5%.
According to The GenAI Divide: State of AI in Business 2025 from MIT’s NANDA initiative, that is the share of integrated GenAI pilots that deliver measurable value in production.
The other 95% get stuck somewhere between proof of concept, internal enthusiasm and operational reality.
- No structural impact.
- No measurable P&L improvement.
- No scalable use in day-to-day work.
In most cases, the problem is not that the model is not powerful enough.
The problem is that the organisation underneath it is not ready. The report describes a clear funnel:
- 60% of organisations evaluated an enterprise GenAI system
- 20% reached the pilot stage
- 5% reached production with measurable value
Between those 60% and 5%, a lot of budget disappears. But so does confidence.
So the question is no longer: “Should we do something with AI?” The real question is: “Are we building another isolated experiment, or are we building something that can actually run in production?”
This is not a technology problem. It is an organisational memory problem.
MIT points to what it calls the learning gap: tools that do not learn from the organisation, do not integrate properly into the workflow and do not connect to the way work actually gets done.
That is exactly what we see in practice.
Too many AI pilots are still built as a separate layer next to the organisation.
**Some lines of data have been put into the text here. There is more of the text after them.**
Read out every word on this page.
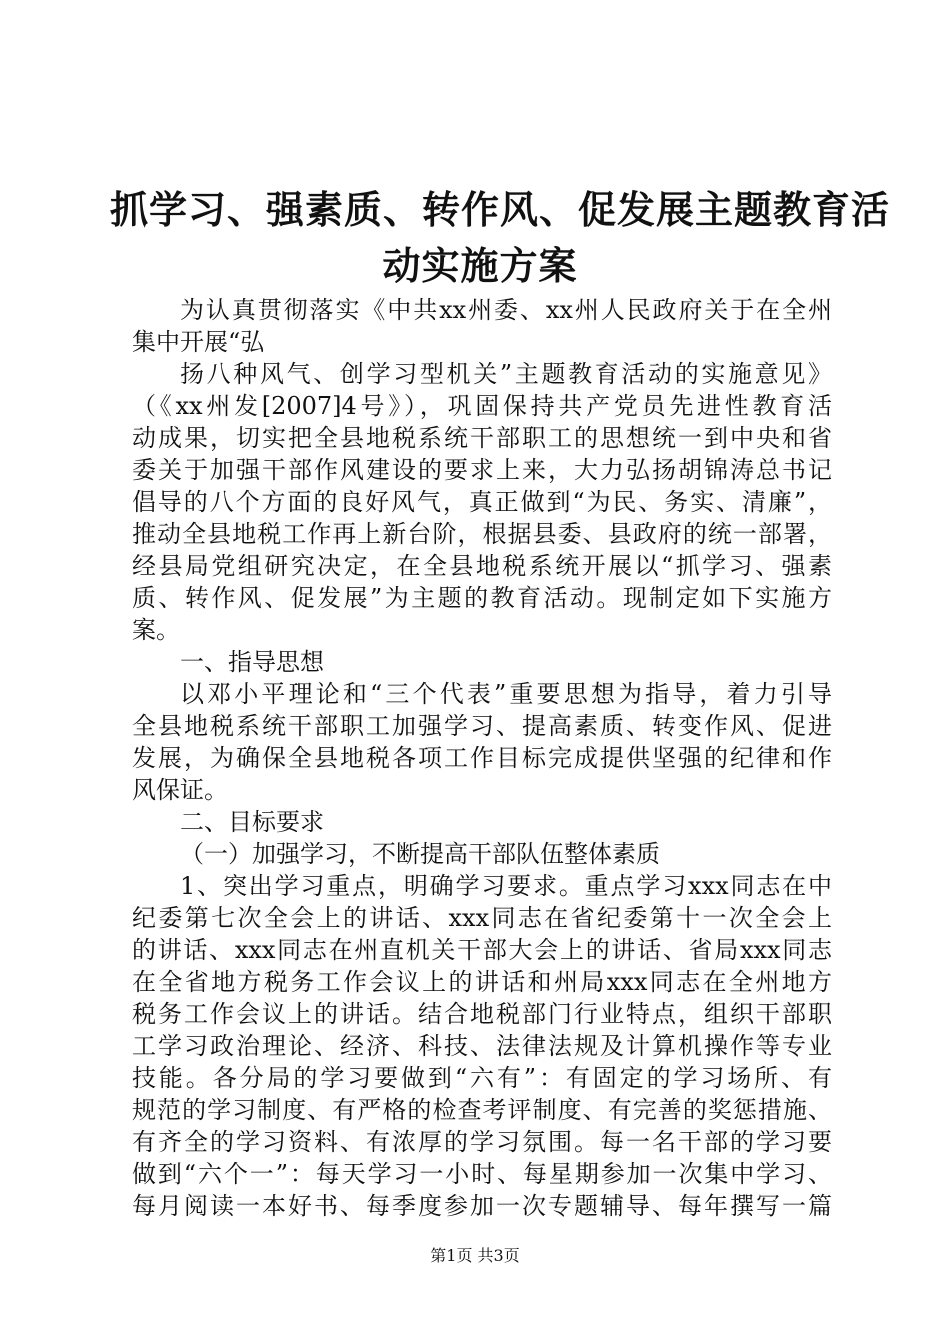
抓学习、强素质、转作风、促发展主题教育活
动实施方案
为认真贯彻落实《中共xx州委、xx州人民政府关于在全州
集中开展“弘
扬八种风气、创学习型机关”主题教育活动的实施意见》
（《xx州发[2007]4号》），巩固保持共产党员先进性教育活
动成果，切实把全县地税系统干部职工的思想统一到中央和省
委关于加强干部作风建设的要求上来，大力弘扬胡锦涛总书记
倡导的八个方面的良好风气，真正做到“为民、务实、清廉”，
推动全县地税工作再上新台阶，根据县委、县政府的统一部署，
经县局党组研究决定，在全县地税系统开展以“抓学习、强素
质、转作风、促发展”为主题的教育活动。现制定如下实施方
案。
一、指导思想
以邓小平理论和“三个代表”重要思想为指导，着力引导
全县地税系统干部职工加强学习、提高素质、转变作风、促进
发展，为确保全县地税各项工作目标完成提供坚强的纪律和作
风保证。
二、目标要求
（一）加强学习，不断提高干部队伍整体素质
1、突出学习重点，明确学习要求。重点学习xxx同志在中
纪委第七次全会上的讲话、xxx同志在省纪委第十一次全会上
的讲话、xxx同志在州直机关干部大会上的讲话、省局xxx同志
在全省地方税务工作会议上的讲话和州局xxx同志在全州地方
税务工作会议上的讲话。结合地税部门行业特点，组织干部职
工学习政治理论、经济、科技、法律法规及计算机操作等专业
技能。各分局的学习要做到“六有”：有固定的学习场所、有
规范的学习制度、有严格的检查考评制度、有完善的奖惩措施、
有齐全的学习资料、有浓厚的学习氛围。每一名干部的学习要
做到“六个一”：每天学习一小时、每星期参加一次集中学习、
每月阅读一本好书、每季度参加一次专题辅导、每年撰写一篇
第1页 共3页
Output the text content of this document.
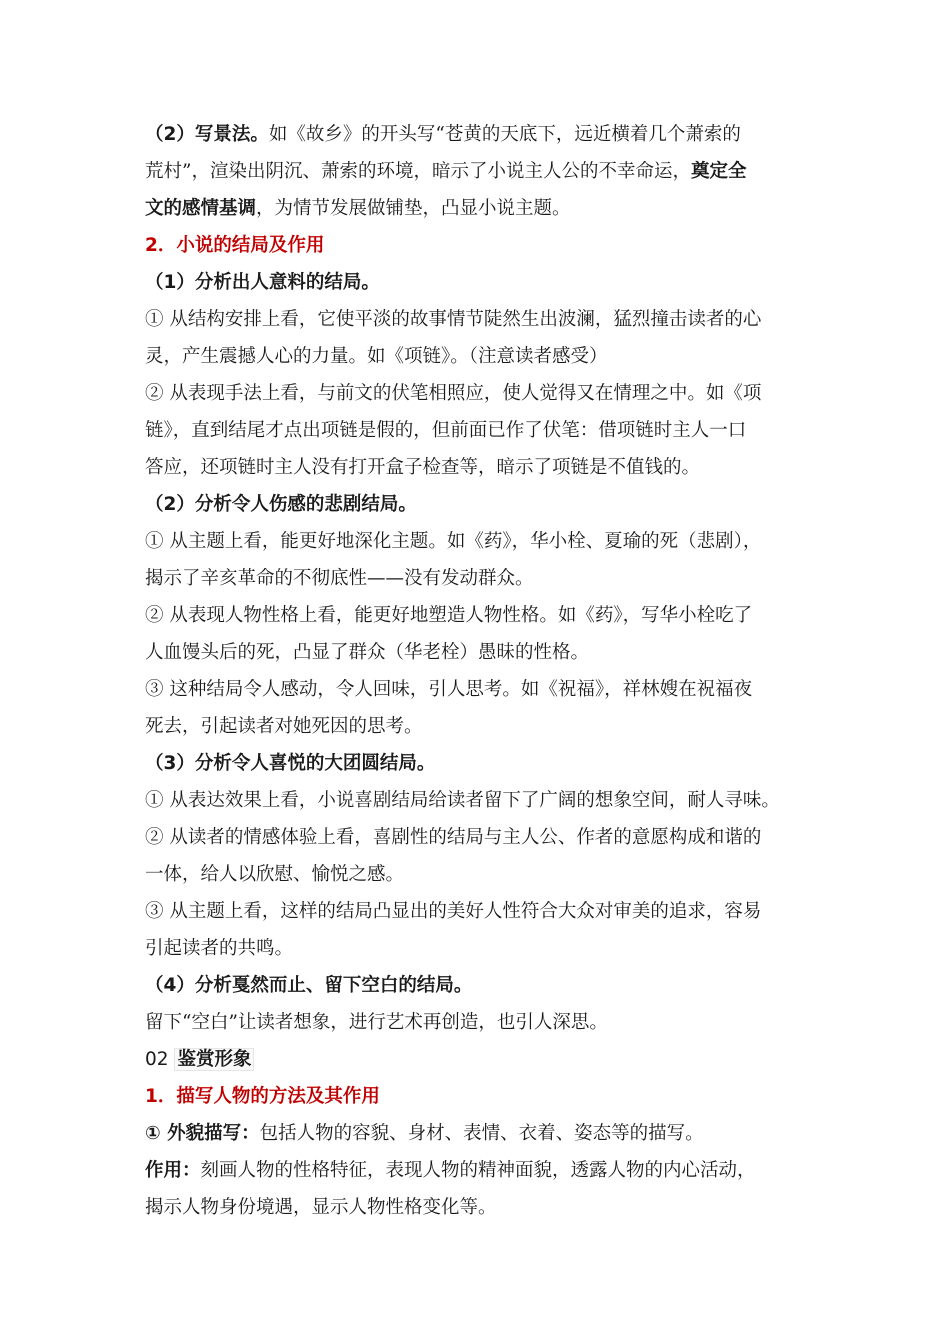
（2）写景法。如《故乡》的开头写“苍黄的天底下，远近横着几个萧索的
荒村”，渲染出阴沉、萧索的环境，暗示了小说主人公的不幸命运，奠定全
文的感情基调，为情节发展做铺垫，凸显小说主题。
2．小说的结局及作用
（1）分析出人意料的结局。
① 从结构安排上看，它使平淡的故事情节陡然生出波澜，猛烈撞击读者的心
灵，产生震撼人心的力量。如《项链》。（注意读者感受）
② 从表现手法上看，与前文的伏笔相照应，使人觉得又在情理之中。如《项
链》，直到结尾才点出项链是假的，但前面已作了伏笔：借项链时主人一口
答应，还项链时主人没有打开盒子检查等，暗示了项链是不值钱的。
（2）分析令人伤感的悲剧结局。
① 从主题上看，能更好地深化主题。如《药》，华小栓、夏瑜的死（悲剧），
揭示了辛亥革命的不彻底性——没有发动群众。
② 从表现人物性格上看，能更好地塑造人物性格。如《药》，写华小栓吃了
人血馒头后的死，凸显了群众（华老栓）愚昧的性格。
③ 这种结局令人感动，令人回味，引人思考。如《祝福》，祥林嫂在祝福夜
死去，引起读者对她死因的思考。
（3）分析令人喜悦的大团圆结局。
① 从表达效果上看，小说喜剧结局给读者留下了广阔的想象空间，耐人寻味。
② 从读者的情感体验上看，喜剧性的结局与主人公、作者的意愿构成和谐的
一体，给人以欣慰、愉悦之感。
③ 从主题上看，这样的结局凸显出的美好人性符合大众对审美的追求，容易
引起读者的共鸣。
（4）分析戛然而止、留下空白的结局。
留下“空白”让读者想象，进行艺术再创造，也引人深思。
02 鉴赏形象
1．描写人物的方法及其作用
① 外貌描写：包括人物的容貌、身材、表情、衣着、姿态等的描写。
作用：刻画人物的性格特征，表现人物的精神面貌，透露人物的内心活动，
揭示人物身份境遇，显示人物性格变化等。
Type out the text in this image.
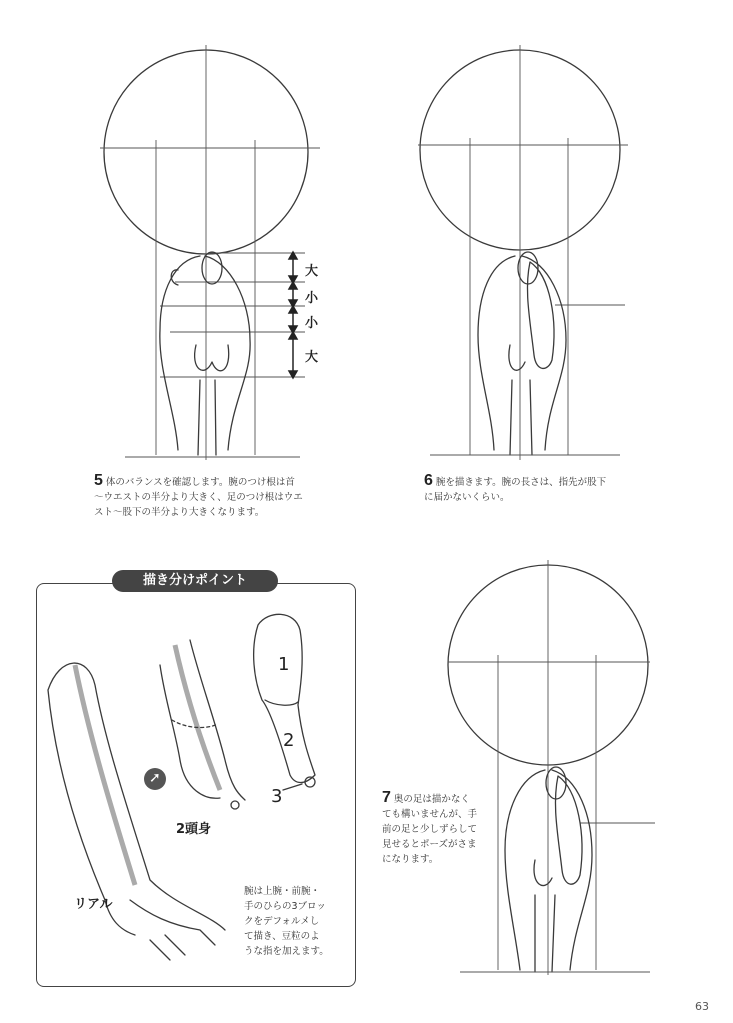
大
小
小
大
5 体のバランスを確認します。腕のつけ根は首
〜ウエストの半分より大きく、足のつけ根はウエ
スト〜股下の半分より大きくなります。
6 腕を描きます。腕の長さは、指先が股下
に届かないくらい。
描き分けポイント
1
2
3
➚
2頭身
リアル
腕は上腕・前腕・
手のひらの3ブロッ
クをデフォルメし
て描き、豆粒のよ
うな指を加えます。
7 奥の足は描かなく
ても構いませんが、手
前の足と少しずらして
見せるとポーズがさま
になります。
63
A chatbot beside the business. A promising interface, but disconnected from the documents, access rights, metadata, versions, workflows and decisions that define the real process.
The tool can respond. But it does not truly understand the business context.
- It does not always know which document is the correct version.
- It does not always know who is allowed to see what.
- It does not understand the structure of the case file.
- It does not know which decision was already validated.
And too often, the user has to rebuild the full context manually in every new interaction.
That may work in a demo. It does not work for business processes where accuracy, compliance and traceability matter. AI can only create sustainable value when it works on the information that actually drives the organisation: documents, cases, metadata, permissions, workflows, validations and decisions.
Without that layer, you are not building a business process. You are building an experiment.
Meanwhile, shadow AI is already happening
The report also exposes another uncomfortable reality: the gap between official AI strategy and what employees are already doing every day.
In many organisations, approved enterprise AI initiatives are moving slowly. But employees are already using personal AI tools to summarise, rewrite, analyse and prepare work. In other words: AI is already inside the organisation.
- But often outside governance.
- Outside audit.
- Outside document control.
- Outside access management.
- Documents are being copied.
- Business context is being shared.
Sensitive information may be entered into tools that are not part of the organisation’s information architecture. The risk is not only that AI adoption is too slow. The risk is that AI adoption is already happening without control. And when that happens, the organisation loses exactly what it needs most: trust, traceability and governance.
What the 5% do differently
The organisations that succeed do not simply place a generic AI tool on top of existing chaos. They embed AI into the work itself. Not as an isolated pilot. Not as a disconnected copilot. But as a domain-specific solution, integrated into the workflow, powered by reliable information and governed by clear rules.
That is the difference. For AI to work in production, it needs to know:
- which documents are relevant
- which version is valid
- which metadata provides the context
- which user is allowed to access which information
- which action was performed
- which decision requires human validation
Only then does AI become usable in a professional environment. Not as a black box. Not outside the case file. But as a controlled, traceable agent inside the organisation’s system of truth.
From AI pilot to reliable process
That is the position SoftAdvice stands for.
AI only creates real value when the information foundation is right. When documents are no longer scattered across mailboxes, SharePoint sites, personal folders and disconnected applications. When permissions, metadata, version control and workflows are not treated as technical details, but as the foundation of the operating model.
With M-Files and Aino Custom Agents, this becomes concrete. The AI agent does not work on random information. It works inside the system of record. It respects the existing permission structure. It uses available metadata. It operates on controlled documents. And it keeps the human in the loop where validation is required.
That is the difference between an AI demo and a production process. A demo shows what might be possible. A production process shows what works reliably.
The real question for your leadership team
Is your organisation using AI as a standalone experiment to show that it is innovating?
Or is AI embedded into your information architecture, with clear governance, controlled access and measurable results?
Most pilots do not fail because the model is not good enough. They fail because the organisation underneath the model is not ready. The 95% add AI on top of chaos. The 5% build the foundation first.
That is where the real difference begins.